Community
3 December, 2025
Chip day at Timboon P-12
TIMBOON P-12 School Year Nine and 10 Agriculture and Horticulture (AgHort) students spent a day preparing hot chips for their fellow classmates after a successful potato harvest.

On Thursday, November 27, after harvesting and cleaning up to 300 kilograms of potatoes, the AgHort students prepared them to be sold at school for a hot chip lunch day.
The students planted their very own potatoes months ago, with fears they wouldn’t survive the wet conditions of spring.
Year 10 student Ruby Pender said she was unsure the harvest would prove fruitful, so was pleasantly surprised with the outcome.
“It was quite a good experience. It took about four months from planting to eating,” she said.
“I didn’t have much faith in it, to be honest.
“We had this potato specialist come in and he was saying that they wouldn’t grow very good if they got too wet and it was quite wet.

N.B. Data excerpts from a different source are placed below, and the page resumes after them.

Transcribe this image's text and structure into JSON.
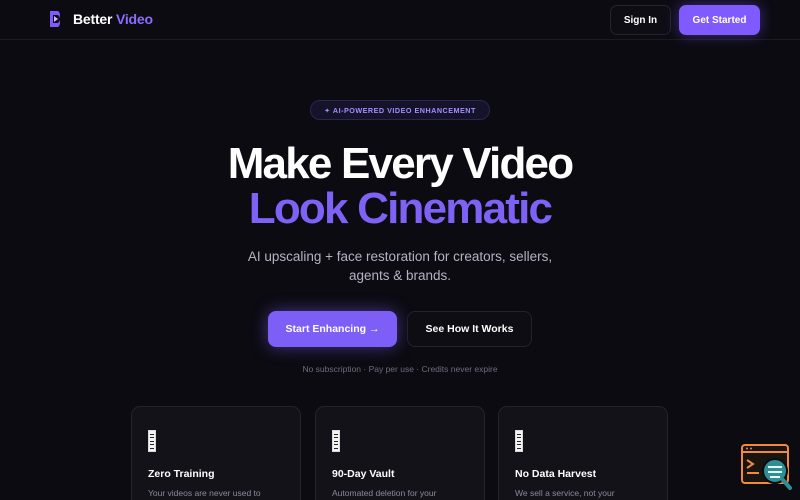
{
  "navbar": {
    "brand_name": "Better",
    "brand_accent": "Video",
    "signin_label": "Sign In",
    "get_started_label": "Get Started"
  },
  "hero": {
    "badge": "✦ AI-POWERED VIDEO ENHANCEMENT",
    "headline_line1": "Make Every Video",
    "headline_line2": "Look Cinematic",
    "subtitle": "AI upscaling + face restoration for creators, sellers, agents & brands.",
    "cta_primary": "Start Enhancing →",
    "cta_secondary": "See How It Works",
    "fineprint": "No subscription · Pay per use · Credits never expire"
  },
  "features": [
    {
      "icon": "document-icon",
      "title": "Zero Training",
      "description": "Your videos are never used to"
    },
    {
      "icon": "document-icon",
      "title": "90-Day Vault",
      "description": "Automated deletion for your"
    },
    {
      "icon": "document-icon",
      "title": "No Data Harvest",
      "description": "We sell a service, not your"
    }
  ],
  "colors": {
    "background": "#0c0b12",
    "accent": "#7f5bff",
    "headline_accent": "#7e62f6",
    "widget_orange": "#f08a3c",
    "widget_teal": "#2d8f94"
  }
}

“The whole process was quite interesting – it was something I didn’t know much about.”
Year 10 student Oliver Makin said it was interesting to see the potatoes grow over time and finally be able to eat them after all their hard work.
“It was kind of weird. We didn’t go up to the potato field for like four weeks since we planted them then we went up and they were all just sprouted and just shooting in the sky so that was pretty good,” he said.
“It was pretty exciting when we got to dig them up too.
“Agriculture and horticulture is an elective I picked, because I didn’t really like any of the other electives to be honest, but it’s come out good, I’ve really enjoyed it.
“I am excited to eat them, they look really good.”
AgHort teacher Michael Braham said this was the first year they had tried planting potatoes and he was pleasantly surprised by the success.
“The AgHort program is something we do every year and it’s usually semester based,” he said.
“The potatoes idea was a new one, so up at the back we’ve had lavender historically but nobody has really been doing anything with it for the last couple of years.
“So I thought, we’ve got the space, we may as well do something with it, and potatoes are a reasonably hands off crop so I thought we’d give that a go and see what we could get out of it and it’s turned out pretty good.”
Mr Braham said the program was great for giving students experience outside the classroom.
“I think the students get to see something from conception right through to fruition,” he said.
“They get a lot of hands on, practical experience.
“They get to realise that it’s not all just fun and games when it comes to agriculture and we’ve worked in a lot of other units within it.
“We’ve looked at technology in agriculture, they did a fly-by of the field and mapped it, they even dumped some of our natural pesticide that we cooked up on it as well and that was really good for the kids to see.”